One of Swan's sources, who claimed to have spoken with the President, said he complained specifically about Pence.
They said an ad from the anti-Trump group The Lincoln Project, which characterises Pence as "backing away" from his boss, had "got inside Trump's head".
"The end is coming, Donald. Even Mike Pence knows. He's backing away from your trainwreck. From your desperate lies and clown lawyers," the narrator says.
"When Mike Pence is running away from you, you know it's over. Trying to save his reputation. Protect his future.
"There's one last thing Donald. On January 6, Mike Pence will put the nail in your political coffin when he presides over the Senate vote to prove Joe Biden won. It's over, and Mike Pence knows it."
This is pretty typical stuff from The Lincoln Project, whose ads often seem to exist for no other reason than to troll the President.
Pence has certainly been quiet since the election, and he has refrained from taking part in Trump's attempts to overturn the result. That said, he hasn't contradicted Trump's claims about voter fraud either.
Back to Axios' report. According to Swan's sources, Trump believes Pence is "not fighting hard enough for him", and the Vice President's role on January 6 has started to "loom large" in his mind.

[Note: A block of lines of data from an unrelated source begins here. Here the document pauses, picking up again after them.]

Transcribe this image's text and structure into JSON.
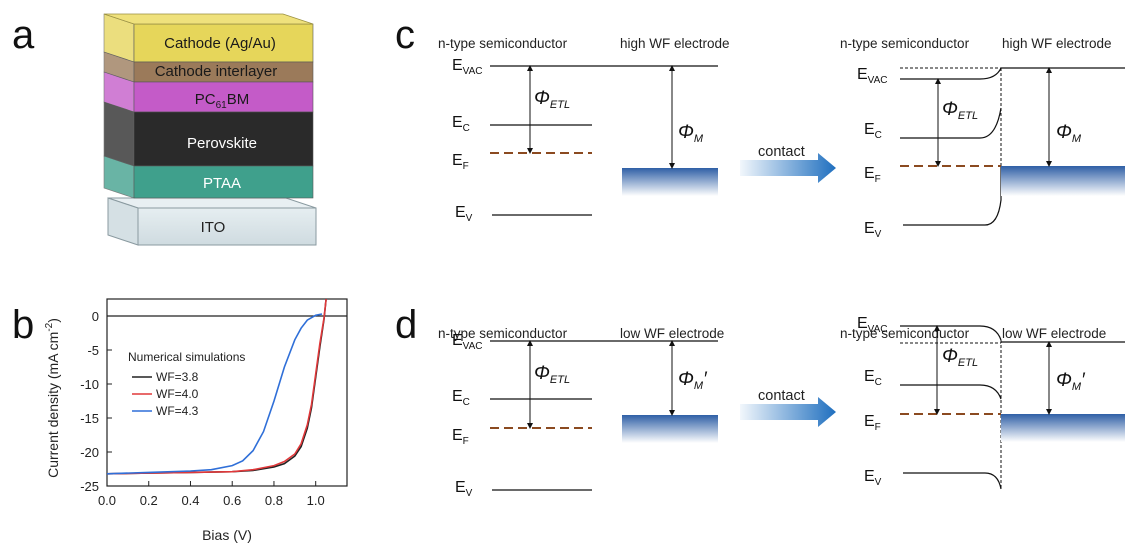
{
  "panels": {
    "a": "a",
    "b": "b",
    "c": "c",
    "d": "d"
  },
  "device_stack": {
    "layers": [
      {
        "label_main": "Cathode (Ag/Au)",
        "color": "#e6d65a"
      },
      {
        "label_main": "Cathode interlayer",
        "color": "#9b7a5a"
      },
      {
        "label_main": "PC",
        "label_sub": "61",
        "label_tail": "BM",
        "color": "#c45bc8"
      },
      {
        "label_main": "Perovskite",
        "color": "#2a2a2a"
      },
      {
        "label_main": "PTAA",
        "color": "#3fa08c"
      },
      {
        "label_main": "ITO",
        "color": "#dde6ea"
      }
    ]
  },
  "band_diagrams": {
    "c": {
      "left_header": "n-type semiconductor",
      "right_header": "high WF electrode",
      "after_left_header": "n-type semiconductor",
      "after_right_header": "high WF electrode",
      "contact_label": "contact",
      "phi_etl": {
        "main": "Φ",
        "sub": "ETL"
      },
      "phi_m": {
        "main": "Φ",
        "sub": "M",
        "prime": ""
      }
    },
    "d": {
      "left_header": "n-type semiconductor",
      "right_header": "low WF electrode",
      "after_left_header": "n-type semiconductor",
      "after_right_header": "low WF electrode",
      "contact_label": "contact",
      "phi_etl": {
        "main": "Φ",
        "sub": "ETL"
      },
      "phi_m": {
        "main": "Φ",
        "sub": "M",
        "prime": "′"
      }
    },
    "levels": {
      "vac": {
        "main": "E",
        "sub": "VAC"
      },
      "c": {
        "main": "E",
        "sub": "C"
      },
      "f": {
        "main": "E",
        "sub": "F"
      },
      "v": {
        "main": "E",
        "sub": "V"
      }
    }
  },
  "colors": {
    "fermi": "#8b4a20",
    "electrode_top": "#2f5fa6",
    "arrow_start": "#eaf2fb",
    "arrow_end": "#1f6fbf"
  },
  "chart_data": {
    "type": "line",
    "title": "",
    "xlabel": "Bias (V)",
    "ylabel": "Current density (mA cm",
    "ylabel_sup": "-2",
    "ylabel_tail": ")",
    "xlim": [
      0.0,
      1.15
    ],
    "ylim": [
      -25,
      2.5
    ],
    "xticks": [
      "0.0",
      "0.2",
      "0.4",
      "0.6",
      "0.8",
      "1.0"
    ],
    "yticks": [
      "0",
      "-5",
      "-10",
      "-15",
      "-20",
      "-25"
    ],
    "legend_title": "Numerical simulations",
    "legend_position": "left",
    "series": [
      {
        "name": "WF=3.8",
        "color": "#222222",
        "x": [
          0.0,
          0.2,
          0.4,
          0.6,
          0.7,
          0.8,
          0.85,
          0.9,
          0.93,
          0.96,
          0.98,
          1.0,
          1.02,
          1.04,
          1.05
        ],
        "y": [
          -23.2,
          -23.1,
          -23.0,
          -22.9,
          -22.7,
          -22.2,
          -21.7,
          -20.6,
          -19.2,
          -16.5,
          -13.5,
          -9.0,
          -4.5,
          -0.5,
          2.5
        ]
      },
      {
        "name": "WF=4.0",
        "color": "#e0383a",
        "x": [
          0.0,
          0.2,
          0.4,
          0.6,
          0.7,
          0.8,
          0.85,
          0.9,
          0.93,
          0.96,
          0.98,
          1.0,
          1.02,
          1.04,
          1.05
        ],
        "y": [
          -23.2,
          -23.1,
          -23.0,
          -22.9,
          -22.6,
          -22.0,
          -21.4,
          -20.3,
          -18.8,
          -16.0,
          -13.0,
          -8.5,
          -4.0,
          -0.3,
          2.5
        ]
      },
      {
        "name": "WF=4.3",
        "color": "#2f6fd8",
        "x": [
          0.0,
          0.2,
          0.4,
          0.5,
          0.6,
          0.65,
          0.7,
          0.75,
          0.8,
          0.85,
          0.9,
          0.93,
          0.96,
          1.0,
          1.03
        ],
        "y": [
          -23.2,
          -23.0,
          -22.8,
          -22.6,
          -22.0,
          -21.3,
          -19.8,
          -17.0,
          -12.5,
          -7.5,
          -3.5,
          -1.8,
          -0.6,
          0.1,
          0.3
        ]
      }
    ]
  }
}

"Trump would view Pence performing his constitutional duty and validating the election result as the ultimate betrayal."
Trump met with a group of his most supportive congressional Republicans at the White House last night, including Mo Brooks, Matt Gaetz, Jim Jordan and Louie Gohmert.
Meadows, the White House Chief of Staff, confirmed on Twitter that the meeting had occurred.

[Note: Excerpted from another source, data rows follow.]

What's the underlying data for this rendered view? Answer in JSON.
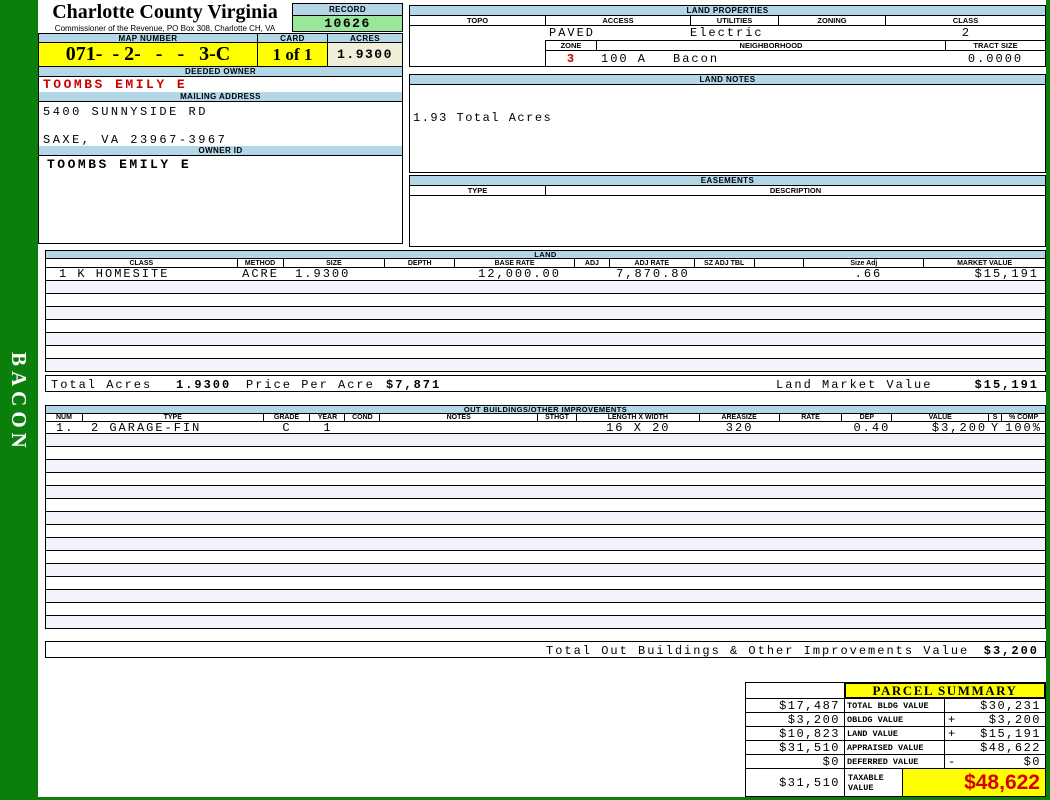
{
  "sidebar": {
    "district": "BACON"
  },
  "header": {
    "county": "Charlotte County Virginia",
    "commissioner_line": "Commissioner of the Revenue, PO Box 308, Charlotte CH, VA",
    "record_label": "RECORD",
    "record_value": "10626",
    "map_number_label": "MAP NUMBER",
    "map_number": "071-  - 2-   -   -   3-C",
    "card_label": "CARD",
    "card_value": "1 of 1",
    "acres_label": "ACRES",
    "acres_value": "1.9300"
  },
  "owner": {
    "deeded_owner_label": "DEEDED OWNER",
    "deeded_owner": "TOOMBS EMILY E",
    "mailing_address_label": "MAILING ADDRESS",
    "address_line1": "5400 SUNNYSIDE RD",
    "address_line2": "SAXE, VA 23967-3967",
    "owner_id_label": "OWNER ID",
    "owner_id": "TOOMBS EMILY E"
  },
  "land_properties": {
    "title": "LAND PROPERTIES",
    "headers": [
      "TOPO",
      "ACCESS",
      "UTILITIES",
      "ZONING",
      "CLASS"
    ],
    "topo": "",
    "access": "PAVED",
    "utilities": "Electric",
    "zoning": "",
    "class": "2",
    "zone_label": "ZONE",
    "zone": "3",
    "neighborhood_label": "NEIGHBORHOOD",
    "neighborhood_code": "100 A",
    "neighborhood_name": "Bacon",
    "tract_size_label": "TRACT SIZE",
    "tract_size": "0.0000"
  },
  "land_notes": {
    "title": "LAND NOTES",
    "note": "1.93 Total Acres"
  },
  "easements": {
    "title": "EASEMENTS",
    "type_label": "TYPE",
    "description_label": "DESCRIPTION"
  },
  "land": {
    "title": "LAND",
    "columns": [
      "CLASS",
      "METHOD",
      "SIZE",
      "DEPTH",
      "BASE RATE",
      "ADJ",
      "ADJ RATE",
      "SZ ADJ TBL",
      "",
      "Size Adj",
      "MARKET VALUE"
    ],
    "rows": [
      [
        "1 K HOMESITE",
        "ACRE",
        "1.9300",
        "",
        "12,000.00",
        "",
        "7,870.80",
        "",
        "",
        ".66",
        "$15,191"
      ]
    ],
    "empty_row_count": 7,
    "total_acres_label": "Total Acres",
    "total_acres": "1.9300",
    "price_per_acre_label": "Price Per Acre",
    "price_per_acre": "$7,871",
    "market_value_label": "Land Market Value",
    "market_value": "$15,191"
  },
  "out_buildings": {
    "title": "OUT BUILDINGS/OTHER IMPROVEMENTS",
    "columns": [
      "NUM",
      "TYPE",
      "GRADE",
      "YEAR",
      "COND",
      "NOTES",
      "STHGT",
      "LENGTH X WIDTH",
      "AREASIZE",
      "RATE",
      "DEP",
      "VALUE",
      "S",
      "% COMP"
    ],
    "rows": [
      [
        "1.",
        "2 GARAGE-FIN",
        "C",
        "1",
        "",
        "",
        "",
        "16 X 20",
        "320",
        "",
        "0.40",
        "$3,200",
        "Y",
        "100%"
      ]
    ],
    "empty_row_count": 15,
    "total_label": "Total Out Buildings & Other Improvements Value",
    "total_value": "$3,200"
  },
  "parcel_summary": {
    "title": "PARCEL SUMMARY",
    "rows": [
      {
        "prior": "$17,487",
        "label": "TOTAL BLDG VALUE",
        "op": "",
        "value": "$30,231"
      },
      {
        "prior": "$3,200",
        "label": "OBLDG VALUE",
        "op": "+",
        "value": "$3,200"
      },
      {
        "prior": "$10,823",
        "label": "LAND VALUE",
        "op": "+",
        "value": "$15,191"
      },
      {
        "prior": "$31,510",
        "label": "APPRAISED VALUE",
        "op": "",
        "value": "$48,622"
      },
      {
        "prior": "$0",
        "label": "DEFERRED VALUE",
        "op": "-",
        "value": "$0"
      }
    ],
    "taxable": {
      "prior": "$31,510",
      "label": "TAXABLE VALUE",
      "value": "$48,622"
    }
  },
  "colors": {
    "page_green": "#0B7F0B",
    "bar_blue": "#B4D7E7",
    "record_green": "#9AE69A",
    "acres_beige": "#EFEFD9",
    "highlight_yellow": "#FFFF00",
    "alert_red": "#CC0000",
    "taxable_red": "#D90000",
    "row_stripe": "#F3F3FB"
  }
}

They discussed plans to raise objections during the joint session, in an effort to throw out the slates of electors from some key states and replace them with alternative, pro-Trump electors.
"We think we're going to actually be able to contest this, as you say, with at least one objection from the House. We'll have dozens of objectors in the House. And then at least one in the Senate, and we think we'll have more than that," Congressman Andy Biggs, who was also at the meeting, told Fox Business.
Any objection has to be made in writing by at least one person from each chamber of Congress. Then the joint session is put into recess, giving the House and the Senate a chance to debate the objection separately.
After that, the two chambers hold separate votes on whether to accept the objection. To get a state's results chucked out, both chambers must vote yes.
Hence the hopelessness of the situation for Trump. The Democrats control a majority in the House, and are never going to vote to invalidate Biden's victory.
On top of that, the Republican Senate majority is 52-48, and it is already clear that enough Republicans would vote against an objection to deny it.
"It's just not going anywhere," Majority Whip John Thune told reporters yesterday.
"In the Senate, it would go down like a shot dog. And I just don't think it makes a lot of sense to put everybody through this when you know what the ultimate outcome is going to be."
It's unclear what Trump expects his Vice President to do in this situation.
Pence does not have the power to unilaterally rule that the electoral college vote is invalid. He is bound by the process – and the process is going to end with Trump's objections being defeated.